# Collective2 - Rate a Trading System



## TraderPro (8 July 2006)

Here's a website where trader's actually sell their "hot tips"... using their "systems"



> We track over 1,200 trading systems for stocks, options, futures, and forex.




It's interesting to see how some systems are highly speculative, having massive drawdowns and profits while others are more consistent.
http://www.collective2.com/

It's also interesting to note the price at which some of there traders are selling their system subscriptions...


----------



## blbarclay (12 December 2008)

Does anyone have any experience with the abovementioned website?

At the risk of sounding cynical, if it sounds too good to be true, it usually is. Returns of 300% +?


----------



## Temjin (12 December 2008)

blbarclay said:


> Does anyone have any experience with the abovementioned website?
> 
> At the risk of sounding cynical, if it sounds too good to be true, it usually is. Returns of 300% +?




It's probably one of the few, or the ONLY website out there that has a "business model" like that. Allowing traders to advertise and sell their trading systems and even allow automated trading on the signals generated by those systems.

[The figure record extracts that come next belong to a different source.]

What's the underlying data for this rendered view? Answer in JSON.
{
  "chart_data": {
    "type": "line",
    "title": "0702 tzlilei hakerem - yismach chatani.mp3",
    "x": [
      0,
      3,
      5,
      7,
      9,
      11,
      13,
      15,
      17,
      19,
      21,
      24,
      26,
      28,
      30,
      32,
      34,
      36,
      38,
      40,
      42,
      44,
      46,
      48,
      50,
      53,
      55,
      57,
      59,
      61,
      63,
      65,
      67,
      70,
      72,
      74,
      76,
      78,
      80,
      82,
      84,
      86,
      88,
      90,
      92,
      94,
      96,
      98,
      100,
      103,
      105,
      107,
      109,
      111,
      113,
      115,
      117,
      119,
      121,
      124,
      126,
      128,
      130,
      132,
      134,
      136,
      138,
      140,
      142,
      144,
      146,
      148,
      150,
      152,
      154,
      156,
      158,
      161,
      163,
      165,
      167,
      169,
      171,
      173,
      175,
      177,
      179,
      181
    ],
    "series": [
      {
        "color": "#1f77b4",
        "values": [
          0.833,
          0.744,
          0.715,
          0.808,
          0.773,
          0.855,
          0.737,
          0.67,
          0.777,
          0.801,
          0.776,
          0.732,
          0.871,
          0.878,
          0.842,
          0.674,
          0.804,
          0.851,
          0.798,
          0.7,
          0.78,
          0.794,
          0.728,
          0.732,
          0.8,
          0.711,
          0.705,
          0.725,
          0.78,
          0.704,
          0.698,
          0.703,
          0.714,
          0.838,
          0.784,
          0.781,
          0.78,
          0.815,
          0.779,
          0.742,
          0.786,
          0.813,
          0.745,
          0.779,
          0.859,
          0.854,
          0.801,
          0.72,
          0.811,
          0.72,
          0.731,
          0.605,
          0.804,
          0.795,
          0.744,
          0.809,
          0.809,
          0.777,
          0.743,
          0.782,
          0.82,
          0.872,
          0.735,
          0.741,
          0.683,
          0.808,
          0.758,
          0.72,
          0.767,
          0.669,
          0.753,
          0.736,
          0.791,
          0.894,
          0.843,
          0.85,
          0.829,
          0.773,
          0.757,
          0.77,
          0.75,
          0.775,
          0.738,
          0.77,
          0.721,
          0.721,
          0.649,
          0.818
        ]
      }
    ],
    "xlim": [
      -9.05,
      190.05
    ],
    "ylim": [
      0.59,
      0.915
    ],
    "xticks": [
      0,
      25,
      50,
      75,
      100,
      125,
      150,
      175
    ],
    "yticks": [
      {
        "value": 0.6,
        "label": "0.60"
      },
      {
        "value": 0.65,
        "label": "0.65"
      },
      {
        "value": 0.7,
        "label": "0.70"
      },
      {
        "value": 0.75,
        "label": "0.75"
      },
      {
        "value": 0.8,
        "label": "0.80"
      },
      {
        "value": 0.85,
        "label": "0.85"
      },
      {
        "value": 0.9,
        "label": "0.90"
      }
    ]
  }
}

In theory, why would anyone sell you a positive expectancy trading system anyway if he/she could trade it for even more profit through compounding? 

In practice though, some people may have developed several systems but only keep the "good" ones themselves and sell the less performing one for a no-risk profit. I know someone who really knows the stuff and has published books on trading system and fully understand the concept of position sizing and also has a system posted on collective2. 

Look at it this way, the trading systems on Collective2 can be compared to managed futures / hedge funds but instead of being managed by professionals who have attained their CFP/CFA or CTA, they are mostly managed by private traders / amateurs who aren't really committed in the business.

The real "professional" trading programs are found among various managed futures out there through registered CTA brokers. Most of them would have very high minimum opening balance for individual accounts and may be in business for several years with hundred of million of dollars under management. 

Of course, one still need to learn how to evaluate these trading systems properly in order to "invest" in them.


----------



## RazzaDazzla (31 August 2015)

So Collective2 is still around. I know of another what I believe similar service - FundSeeder.com

HAs anyone taken the plunge with Collective2 and given it a go? The practicalities seem pretty good. subscribe to a portfolio, connect it to your IB account, and enjoy (mourn) the results.

As someone said, you need to be educated when picking your portfolio's to subscribe too. I would imagine a lot of strategies are highly optimised and would perform very well for a limited period of time.


----------



## lftrader (7 September 2015)

Does anyone know for how long on the average the sharpe ratio of the best systems stays positive?


----------